We have examined a subpixel motion estimation method, called the subtraction method, SM, for 2D motion estimation using 1D calibration. A detailed basis for the use of SM in 2D motion estimation is provided. Both continuous and discrete analyses are presented, and the relationships between the 1D calibration results and the corresponding 2D results are indicated. It is demonstrated that, following careful calibration, the in-plane motion in 2D can be determined. The robustness of the SM is also examined using both simulated and experimental results. Simulations for different noise levels, i.e., S/N = 10 and S/N = 1, are presented, and experiments involving a diffuse speckle field are performed. In the experiments, the RMSE values followed the same trend observed for the simulations with the linear fits for the 2D motion, y = x being better (having a lower RMSE) than for the other two, yx, cases. We note that the results for 1D motion estimation using SM and CM are compared in detail in [8]. The systematic and random errors have been examined. To avoid repetition, the CM results for 2D motion estimation are not shown here but have been presented in [22].
In all cases, the results show the SM results exhibit highly linear variation. It is shown that, given such linear variation, a change from increasing to decreasing accumulated grey level values indicates a change in direction [8]. When measuring in 2D, tracking the direction of motion becomes critically important. It is also worthwhile to note that SM will be unsuitable for use as a standalone method; some calibration process will be necessary.
SM is a fast method to measure in-plane object motion with subpixel accuracy. It can be used as a complement to standard correlation methods and/or in conjunction with a reported extension of SM [20] to determine the direction which permits an improvement in overall performance. SM offers significant computation time savings (3N2+ 2N) in comparison to the corresponding CM calculation (O (N2log2N). To quantify this, we note that subtracting two N by N images requires N2 operations. Adding across the N rows and down the N columns requires N2 + N2 operations. Adding the absolute values of the elements of the C and R vectors, to calculate the TC and TR, requires dropping the sign bit and 2N operations. Therefore, it only requires 3N2 + 2N addition operations and no multiplications.
As noted, when performing experimental measurements to calibrate the system, knowing the relative position of the object with respect to the camera is critically important. Any inaccuracy in controlling the position (the object displacement) will degrade the calibration process. Therefore, methods to correct for systematic and random errors during calibration will be further explored [22].

6. Conclusions

In this paper, we proposed an SM method for quantifying 2D displacements with subpixel accuracy. The theoretical analysis has been driven by both discrete and continuous models. Simulation and experimental results are presented and the corresponding error analysis (between the actual motion and estimated) for 2D motion has been given. The results indicate that any general motion in 2D involving combinations of in-plane motions in x and y can be determined using the SM after a 1D calibration.
Since the method does not indicate the direction of motions but a change in direction, some calibration process will be necessary. However, in conjunction with standard correlation methods and/or recently proposed methods [20], SM offers significant computation time-saving advantages.
Potential applications of this method would appear to exist; for example, with only slight modifications the accumulated grey level values TR and TC can be used to perform image stitching, subpixel registration, particle tracking and to determine the frequency of vibration.

Author Contributions

Conceptualization, J.T.S.; methodology, M.W., J.J.H. and J.T.S.; software, M.W.; validation, M.W.; formal analysis, M.W. and J.T.S.; investigation, M.W., J.J.H. and J.T.S.; resources, J.T.S. and M.W.; data curation, M.W.; writing—original draft preparation, M.W.; writing—review and editing, J.J.H. and J.T.S.; visualization, M.W.; supervision, J.T.S.; project administration, M.W.; funding acquisition, M.W. All authors have read and agreed to the published version of the manuscript.

Funding

This research was funded by RECENTRE program with grant number OA102070-10, and National Nature Science Foundation of China (62220106005).

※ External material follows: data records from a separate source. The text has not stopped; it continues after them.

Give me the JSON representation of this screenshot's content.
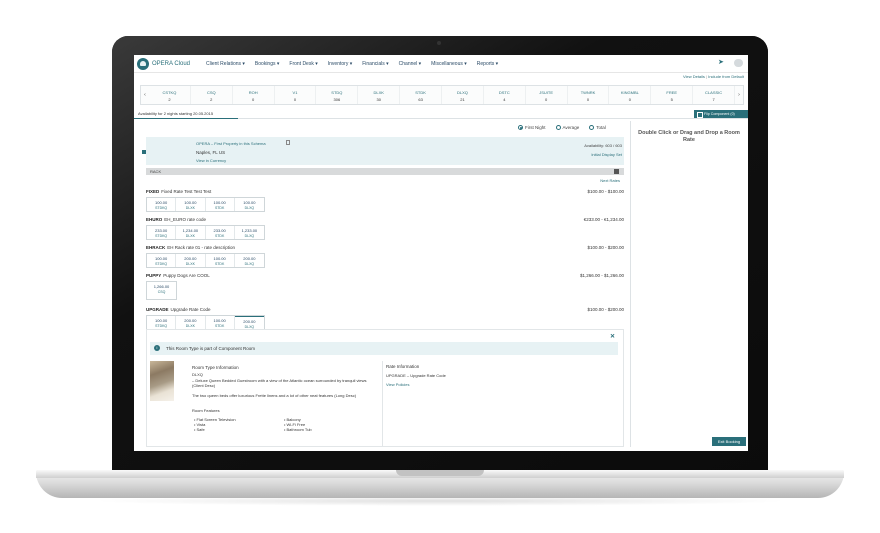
{
  "app": {
    "logo_text": "OPERA Cloud"
  },
  "nav": [
    "Client Relations ▾",
    "Bookings ▾",
    "Front Desk ▾",
    "Inventory ▾",
    "Financials ▾",
    "Channel ▾",
    "Miscellaneous ▾",
    "Reports ▾"
  ],
  "top_links": {
    "view_details": "View Details",
    "include_from_default": "Include from Default"
  },
  "strip": {
    "prev": "‹",
    "next": "›",
    "columns": [
      {
        "code": "CSTKQ",
        "count": "2"
      },
      {
        "code": "CSQ",
        "count": "2"
      },
      {
        "code": "ROH",
        "count": "0"
      },
      {
        "code": "V1",
        "count": "0"
      },
      {
        "code": "STDQ",
        "count": "306"
      },
      {
        "code": "DLXK",
        "count": "30"
      },
      {
        "code": "STDK",
        "count": "63"
      },
      {
        "code": "DLXQ",
        "count": "21"
      },
      {
        "code": "DSTC",
        "count": "4"
      },
      {
        "code": "JSUITE",
        "count": "0"
      },
      {
        "code": "TWNRK",
        "count": "0"
      },
      {
        "code": "KINGMBL",
        "count": "0"
      },
      {
        "code": "FREE",
        "count": "5"
      },
      {
        "code": "CLASSIC",
        "count": "7"
      }
    ]
  },
  "availability_tab": "Availability for 2 nights starting 20.05.2015",
  "flip_button": "Flip Component (0)",
  "right_panel": {
    "title": "Double Click or Drag and Drop a Room Rate"
  },
  "price_mode": {
    "options": [
      "First Night",
      "Average",
      "Total"
    ],
    "selected": "First Night"
  },
  "property": {
    "name": "OPERA – First Property in this Schema",
    "location": "Naples, FL US",
    "map_link": "View in Currency",
    "availability": "Availability: 603 / 603",
    "display_link": "Initial Display Set"
  },
  "rack": {
    "label": "RACK"
  },
  "next_rates": "Next Rates",
  "rates": [
    {
      "code": "FIXED",
      "name": "Fixed Rate Test Test Test",
      "price": "$100.00 - $100.00",
      "cells": [
        {
          "amount": "100.00",
          "room": "STDKQ"
        },
        {
          "amount": "100.00",
          "room": "DLXK"
        },
        {
          "amount": "100.00",
          "room": "STDK"
        },
        {
          "amount": "100.00",
          "room": "DLXQ"
        }
      ]
    },
    {
      "code": "EHURO",
      "name": "EH_EURO rate code",
      "price": "€233.00 - €1,234.00",
      "cells": [
        {
          "amount": "233.00",
          "room": "STDKQ"
        },
        {
          "amount": "1,234.00",
          "room": "DLXK"
        },
        {
          "amount": "233.00",
          "room": "STDK"
        },
        {
          "amount": "1,233.00",
          "room": "DLXQ"
        }
      ]
    },
    {
      "code": "EHRACK",
      "name": "EH Rack rate 01 - rate description",
      "price": "$100.00 - $200.00",
      "cells": [
        {
          "amount": "100.00",
          "room": "STDKQ"
        },
        {
          "amount": "200.00",
          "room": "DLXK"
        },
        {
          "amount": "100.00",
          "room": "STDK"
        },
        {
          "amount": "200.00",
          "room": "DLXQ"
        }
      ]
    },
    {
      "code": "PUPPY",
      "name": "Puppy Dogs Are COOL",
      "price": "$1,266.00 - $1,266.00",
      "cells": [
        {
          "amount": "1,266.00",
          "room": "CSQ"
        }
      ]
    },
    {
      "code": "UPGRADE",
      "name": "Upgrade Rate Code",
      "price": "$100.00 - $200.00",
      "cells": [
        {
          "amount": "100.00",
          "room": "STDKQ"
        },
        {
          "amount": "200.00",
          "room": "DLXK"
        },
        {
          "amount": "100.00",
          "room": "STDK"
        },
        {
          "amount": "200.00",
          "room": "DLXQ"
        }
      ]
    }
  ],
  "detail": {
    "banner": "This Room Type is part of Component Room",
    "room_info_title": "Room Type Information",
    "room_code": "DLXQ",
    "description_1": "– Deluxe Queen Bedded Guestroom with a view of the Atlantic ocean surrounded by tranquil views (Client Desc)",
    "description_2": "The two queen beds offer luxurious Frette linens and a lot of other neat features (Long Desc)",
    "features_title": "Room Features",
    "features_left": [
      "Flat Screen Television",
      "Vista",
      "Safe"
    ],
    "features_right": [
      "Balcony",
      "Wi-Fi Free",
      "Bathroom Tub"
    ],
    "rate_info_title": "Rate Information",
    "rate_info_code": "UPGRADE – Upgrade Rate Code",
    "rate_info_link": "View Policies"
  },
  "exit_button": "Exit Booking",
  "colors": {
    "accent": "#2a6f7a",
    "panel_bg": "#e7f2f4"
  }
}
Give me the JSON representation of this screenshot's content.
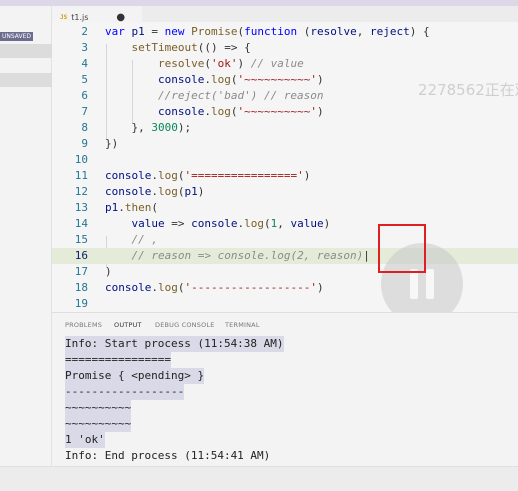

Institutional Review Board Statement

Not applicable.

Informed Consent Statement

Not applicable.

Data Availability Statement

Data underlying the results presented in this paper are not publicly available at this time but may be obtained from the authors upon reasonable request.

Acknowledgments

This paper was substantially complete at the time of J.T.S.’s death in late 2022. It has taken us a long time to revisit it because it was deeply painful to close off this chapter of our professional careers under the mentorship of a man of great wit and wisdom. J.T.S. thanks Science Foundation Ireland and Enterprise Ireland for support under the National Development Plan.

Conflicts of Interest

The authors declare no conflicts of interest.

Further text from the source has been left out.